The government also inherited a rising demand-supply gap of gas and analysts advised the government to shut down the CNG stations. In their defence, the CNG industry, with many political influentials having ownership of CNG stations, argued that suspension of supply would not only increase the burden on the lower to middle-income earners – logic that was effectively employed when international price of petrol was high but its applicability is considerably diminished with the fall in prices – but also increase unemployment given the large number of people employed by CNG stations throughout the country. The government’s solution to date has been to negotiate import of gas from Qatar and the Punjab Chief Minister together with the relevant minister has visited Doha on numerous occasions but there is an ongoing debate in the country namely whether to negotiate a short-term contract which presupposes that the price of fuel would decline further in the international market or to have a long-term contract which presupposes that the price of fuel has hit bottom and will rise in future. One would hope that those concerned would heed the advice of specialists and not follow flawed policies including the policy to set up coal power plants away from the place of availability of coal – be it imported or domestic coal.
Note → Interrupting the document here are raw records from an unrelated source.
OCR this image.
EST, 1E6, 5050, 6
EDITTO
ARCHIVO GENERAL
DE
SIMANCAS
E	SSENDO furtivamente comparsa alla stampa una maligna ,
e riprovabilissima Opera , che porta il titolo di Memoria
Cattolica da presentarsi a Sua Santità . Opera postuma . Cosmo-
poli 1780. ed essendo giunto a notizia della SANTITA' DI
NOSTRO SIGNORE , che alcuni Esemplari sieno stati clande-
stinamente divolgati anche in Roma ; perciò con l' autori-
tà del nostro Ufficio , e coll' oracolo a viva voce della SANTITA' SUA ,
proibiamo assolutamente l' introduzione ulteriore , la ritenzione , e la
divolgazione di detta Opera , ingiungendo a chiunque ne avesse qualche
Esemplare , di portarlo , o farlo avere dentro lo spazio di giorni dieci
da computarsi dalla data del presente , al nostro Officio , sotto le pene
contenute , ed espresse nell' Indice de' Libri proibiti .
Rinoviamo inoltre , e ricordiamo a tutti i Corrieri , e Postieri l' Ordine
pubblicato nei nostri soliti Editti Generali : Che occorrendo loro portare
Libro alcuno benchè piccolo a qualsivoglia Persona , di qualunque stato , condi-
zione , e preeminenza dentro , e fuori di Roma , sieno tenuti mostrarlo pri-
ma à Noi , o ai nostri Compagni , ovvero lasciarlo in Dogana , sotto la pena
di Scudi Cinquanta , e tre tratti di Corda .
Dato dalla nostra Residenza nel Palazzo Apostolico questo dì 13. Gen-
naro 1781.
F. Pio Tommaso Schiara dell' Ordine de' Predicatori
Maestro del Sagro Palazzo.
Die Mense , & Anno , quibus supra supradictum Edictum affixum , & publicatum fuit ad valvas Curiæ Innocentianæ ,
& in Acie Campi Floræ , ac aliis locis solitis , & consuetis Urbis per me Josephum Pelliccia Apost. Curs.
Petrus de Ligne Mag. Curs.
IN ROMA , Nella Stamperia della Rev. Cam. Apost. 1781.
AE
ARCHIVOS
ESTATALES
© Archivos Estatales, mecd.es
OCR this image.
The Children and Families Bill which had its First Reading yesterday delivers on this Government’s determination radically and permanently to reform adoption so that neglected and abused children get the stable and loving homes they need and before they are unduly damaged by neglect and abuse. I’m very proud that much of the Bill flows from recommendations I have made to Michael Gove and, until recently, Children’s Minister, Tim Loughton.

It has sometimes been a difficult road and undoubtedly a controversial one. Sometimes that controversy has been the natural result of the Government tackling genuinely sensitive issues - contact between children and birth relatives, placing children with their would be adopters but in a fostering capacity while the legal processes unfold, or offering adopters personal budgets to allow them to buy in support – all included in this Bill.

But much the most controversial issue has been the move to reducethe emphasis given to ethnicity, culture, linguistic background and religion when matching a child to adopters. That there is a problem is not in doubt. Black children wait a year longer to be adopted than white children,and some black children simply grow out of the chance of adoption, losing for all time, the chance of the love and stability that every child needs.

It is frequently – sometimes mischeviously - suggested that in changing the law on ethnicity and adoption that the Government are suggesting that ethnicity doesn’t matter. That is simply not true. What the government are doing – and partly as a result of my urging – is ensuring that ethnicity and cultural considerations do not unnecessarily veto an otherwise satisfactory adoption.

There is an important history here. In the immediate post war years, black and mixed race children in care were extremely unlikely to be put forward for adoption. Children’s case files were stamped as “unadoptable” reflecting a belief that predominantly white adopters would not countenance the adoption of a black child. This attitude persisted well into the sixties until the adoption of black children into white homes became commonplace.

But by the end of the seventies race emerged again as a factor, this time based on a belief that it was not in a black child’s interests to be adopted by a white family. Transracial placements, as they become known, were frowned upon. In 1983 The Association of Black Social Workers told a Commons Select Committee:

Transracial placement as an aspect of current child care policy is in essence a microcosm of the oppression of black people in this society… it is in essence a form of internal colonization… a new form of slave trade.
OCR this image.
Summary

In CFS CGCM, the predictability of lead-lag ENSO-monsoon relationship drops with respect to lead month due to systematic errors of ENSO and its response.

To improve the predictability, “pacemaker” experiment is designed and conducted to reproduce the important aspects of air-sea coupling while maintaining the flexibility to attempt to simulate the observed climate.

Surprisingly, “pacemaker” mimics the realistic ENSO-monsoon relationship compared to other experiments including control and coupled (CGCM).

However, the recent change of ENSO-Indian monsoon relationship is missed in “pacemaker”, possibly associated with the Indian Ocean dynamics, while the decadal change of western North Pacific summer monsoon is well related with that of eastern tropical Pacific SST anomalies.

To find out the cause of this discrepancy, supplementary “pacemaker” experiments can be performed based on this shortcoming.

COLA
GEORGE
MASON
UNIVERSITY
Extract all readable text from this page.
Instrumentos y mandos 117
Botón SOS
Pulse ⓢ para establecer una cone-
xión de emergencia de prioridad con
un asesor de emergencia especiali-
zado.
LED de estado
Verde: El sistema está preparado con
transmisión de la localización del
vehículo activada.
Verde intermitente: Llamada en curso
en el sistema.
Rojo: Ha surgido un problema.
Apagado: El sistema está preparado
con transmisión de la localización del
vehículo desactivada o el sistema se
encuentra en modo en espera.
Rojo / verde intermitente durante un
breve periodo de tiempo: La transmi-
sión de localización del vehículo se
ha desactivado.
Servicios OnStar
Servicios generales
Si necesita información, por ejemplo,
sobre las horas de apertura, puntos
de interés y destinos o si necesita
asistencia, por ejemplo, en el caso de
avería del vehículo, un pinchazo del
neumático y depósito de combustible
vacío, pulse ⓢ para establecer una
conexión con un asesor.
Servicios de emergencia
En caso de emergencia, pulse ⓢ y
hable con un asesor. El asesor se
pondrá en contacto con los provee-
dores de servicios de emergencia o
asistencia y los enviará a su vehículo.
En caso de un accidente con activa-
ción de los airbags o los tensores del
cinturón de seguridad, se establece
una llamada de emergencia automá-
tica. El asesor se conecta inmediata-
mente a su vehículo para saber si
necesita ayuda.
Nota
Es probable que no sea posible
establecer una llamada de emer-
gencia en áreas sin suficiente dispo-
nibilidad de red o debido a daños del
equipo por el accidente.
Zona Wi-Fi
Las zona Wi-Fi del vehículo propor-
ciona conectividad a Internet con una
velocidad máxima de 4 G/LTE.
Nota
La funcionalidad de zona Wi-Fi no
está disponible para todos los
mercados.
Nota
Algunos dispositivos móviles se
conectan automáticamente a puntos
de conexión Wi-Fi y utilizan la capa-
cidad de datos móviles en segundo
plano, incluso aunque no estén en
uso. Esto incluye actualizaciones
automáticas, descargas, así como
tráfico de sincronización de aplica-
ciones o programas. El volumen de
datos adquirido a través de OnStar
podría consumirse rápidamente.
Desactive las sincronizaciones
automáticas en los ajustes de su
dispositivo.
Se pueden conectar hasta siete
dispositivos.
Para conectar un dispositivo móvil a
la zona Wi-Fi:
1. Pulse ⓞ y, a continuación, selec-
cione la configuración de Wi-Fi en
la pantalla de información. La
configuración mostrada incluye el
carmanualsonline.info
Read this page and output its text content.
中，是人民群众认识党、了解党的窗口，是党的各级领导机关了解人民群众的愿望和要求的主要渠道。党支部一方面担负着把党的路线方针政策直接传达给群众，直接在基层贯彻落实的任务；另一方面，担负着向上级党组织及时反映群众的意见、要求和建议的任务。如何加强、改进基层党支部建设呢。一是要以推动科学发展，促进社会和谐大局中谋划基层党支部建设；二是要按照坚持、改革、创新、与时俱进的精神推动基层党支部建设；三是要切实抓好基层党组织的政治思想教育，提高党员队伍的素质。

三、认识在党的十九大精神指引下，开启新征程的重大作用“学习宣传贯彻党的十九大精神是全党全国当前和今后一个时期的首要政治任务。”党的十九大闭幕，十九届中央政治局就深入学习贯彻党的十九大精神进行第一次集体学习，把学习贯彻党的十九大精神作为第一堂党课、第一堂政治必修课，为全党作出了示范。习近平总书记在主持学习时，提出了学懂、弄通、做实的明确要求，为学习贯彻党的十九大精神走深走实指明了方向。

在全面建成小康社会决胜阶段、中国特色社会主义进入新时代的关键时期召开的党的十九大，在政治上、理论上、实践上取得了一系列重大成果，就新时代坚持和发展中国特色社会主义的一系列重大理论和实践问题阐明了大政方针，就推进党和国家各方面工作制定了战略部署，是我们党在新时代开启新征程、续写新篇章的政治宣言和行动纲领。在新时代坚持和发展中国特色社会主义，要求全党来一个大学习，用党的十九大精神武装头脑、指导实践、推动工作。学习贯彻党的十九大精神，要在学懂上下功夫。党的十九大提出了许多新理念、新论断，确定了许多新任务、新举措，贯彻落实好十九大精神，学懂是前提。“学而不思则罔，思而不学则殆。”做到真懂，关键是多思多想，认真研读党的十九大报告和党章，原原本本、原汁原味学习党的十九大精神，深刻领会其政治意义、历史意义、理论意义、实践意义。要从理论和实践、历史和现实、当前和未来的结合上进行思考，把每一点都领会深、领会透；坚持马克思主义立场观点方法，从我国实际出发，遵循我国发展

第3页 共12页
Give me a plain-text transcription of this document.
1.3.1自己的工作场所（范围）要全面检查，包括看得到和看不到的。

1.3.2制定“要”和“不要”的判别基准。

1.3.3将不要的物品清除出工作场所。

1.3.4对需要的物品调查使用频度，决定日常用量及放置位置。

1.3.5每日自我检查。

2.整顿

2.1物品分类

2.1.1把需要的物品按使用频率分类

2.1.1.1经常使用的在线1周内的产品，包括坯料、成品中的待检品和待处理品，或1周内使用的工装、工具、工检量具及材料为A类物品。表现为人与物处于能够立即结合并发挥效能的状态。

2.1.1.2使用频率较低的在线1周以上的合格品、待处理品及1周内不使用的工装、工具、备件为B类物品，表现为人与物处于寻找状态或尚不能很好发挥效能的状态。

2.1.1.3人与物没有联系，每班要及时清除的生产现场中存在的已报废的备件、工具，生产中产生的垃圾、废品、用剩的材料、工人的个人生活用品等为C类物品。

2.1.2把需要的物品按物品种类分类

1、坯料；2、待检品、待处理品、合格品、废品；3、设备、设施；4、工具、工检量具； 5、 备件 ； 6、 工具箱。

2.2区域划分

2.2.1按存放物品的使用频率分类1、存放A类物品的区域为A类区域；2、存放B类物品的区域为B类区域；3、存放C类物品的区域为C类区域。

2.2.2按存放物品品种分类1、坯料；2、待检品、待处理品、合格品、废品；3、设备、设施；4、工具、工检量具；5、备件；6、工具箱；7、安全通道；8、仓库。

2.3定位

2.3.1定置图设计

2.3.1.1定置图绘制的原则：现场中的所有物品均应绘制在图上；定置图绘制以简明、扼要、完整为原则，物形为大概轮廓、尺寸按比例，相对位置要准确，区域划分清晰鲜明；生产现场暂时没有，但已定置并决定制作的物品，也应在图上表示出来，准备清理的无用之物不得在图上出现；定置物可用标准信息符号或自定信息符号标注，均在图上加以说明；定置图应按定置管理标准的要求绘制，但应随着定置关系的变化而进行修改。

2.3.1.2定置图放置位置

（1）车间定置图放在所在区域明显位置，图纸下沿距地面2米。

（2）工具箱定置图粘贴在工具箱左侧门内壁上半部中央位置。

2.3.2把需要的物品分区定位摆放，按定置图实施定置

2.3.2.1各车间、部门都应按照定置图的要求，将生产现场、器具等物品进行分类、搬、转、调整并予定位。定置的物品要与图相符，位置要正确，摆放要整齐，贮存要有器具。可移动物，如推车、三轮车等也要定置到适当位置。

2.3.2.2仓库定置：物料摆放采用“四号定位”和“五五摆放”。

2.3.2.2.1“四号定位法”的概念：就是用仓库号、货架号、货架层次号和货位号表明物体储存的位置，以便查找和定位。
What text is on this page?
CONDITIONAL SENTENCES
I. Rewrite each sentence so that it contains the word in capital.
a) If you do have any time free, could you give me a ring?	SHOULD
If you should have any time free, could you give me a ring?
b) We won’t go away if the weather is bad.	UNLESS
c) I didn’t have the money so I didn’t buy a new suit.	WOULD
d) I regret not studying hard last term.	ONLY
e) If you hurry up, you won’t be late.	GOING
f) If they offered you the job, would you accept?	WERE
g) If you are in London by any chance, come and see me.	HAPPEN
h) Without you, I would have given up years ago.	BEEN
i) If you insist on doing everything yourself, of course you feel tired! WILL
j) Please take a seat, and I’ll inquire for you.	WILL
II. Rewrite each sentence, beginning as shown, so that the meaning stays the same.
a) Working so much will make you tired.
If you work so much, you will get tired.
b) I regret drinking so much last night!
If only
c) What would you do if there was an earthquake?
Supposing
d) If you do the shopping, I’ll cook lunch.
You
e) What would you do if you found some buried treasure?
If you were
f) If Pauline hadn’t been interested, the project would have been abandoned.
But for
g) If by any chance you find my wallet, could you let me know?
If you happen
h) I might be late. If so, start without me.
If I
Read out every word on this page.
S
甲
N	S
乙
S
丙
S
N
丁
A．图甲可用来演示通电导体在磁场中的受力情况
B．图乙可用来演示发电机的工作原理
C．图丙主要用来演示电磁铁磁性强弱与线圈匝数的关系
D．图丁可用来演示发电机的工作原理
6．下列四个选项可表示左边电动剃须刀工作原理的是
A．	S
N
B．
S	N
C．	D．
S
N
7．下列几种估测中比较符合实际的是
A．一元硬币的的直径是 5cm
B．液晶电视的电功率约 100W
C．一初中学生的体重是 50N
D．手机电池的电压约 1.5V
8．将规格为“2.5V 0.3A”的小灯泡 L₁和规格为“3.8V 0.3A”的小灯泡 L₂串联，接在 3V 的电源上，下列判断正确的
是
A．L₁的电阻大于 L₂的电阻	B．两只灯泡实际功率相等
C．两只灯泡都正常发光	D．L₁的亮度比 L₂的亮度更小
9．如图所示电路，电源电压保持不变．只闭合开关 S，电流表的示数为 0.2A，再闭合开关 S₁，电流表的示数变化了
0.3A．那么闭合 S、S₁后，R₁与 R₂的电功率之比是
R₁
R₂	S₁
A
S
Given the decline in the international price of oil and as a consequence given the massive increase in the sale of petrol in January in this country the obvious short-term policy must be to prioritise gas supply to industry. In this context, it is relevant to note that the federal government did take the decision to divert gas to industry in Punjab – a policy that should also be followed in other provinces, including Sindh, where the subcontinent’s first organised industrial area SITE, which provides jobs to around 2.5 million people, is facing imminent closure. In other words, the government must suspend supply to 38 CNG stations that are the root cause of suspension of gas to this industrial area. The government needs to meet all stakeholders and come up with a solution to this problem which may include the industry compensating CNG station owners for their profit to ensure that not only is scarce gas used productively, it also protects and preserves jobs of millions of people.
To date, the government does not appear to be looking at the energy crisis in a holistic manner. It is required to follow its manifesto commitments namely to consolidate the energy sector into one ministry to focus on sector inefficiencies to provide tariff relief.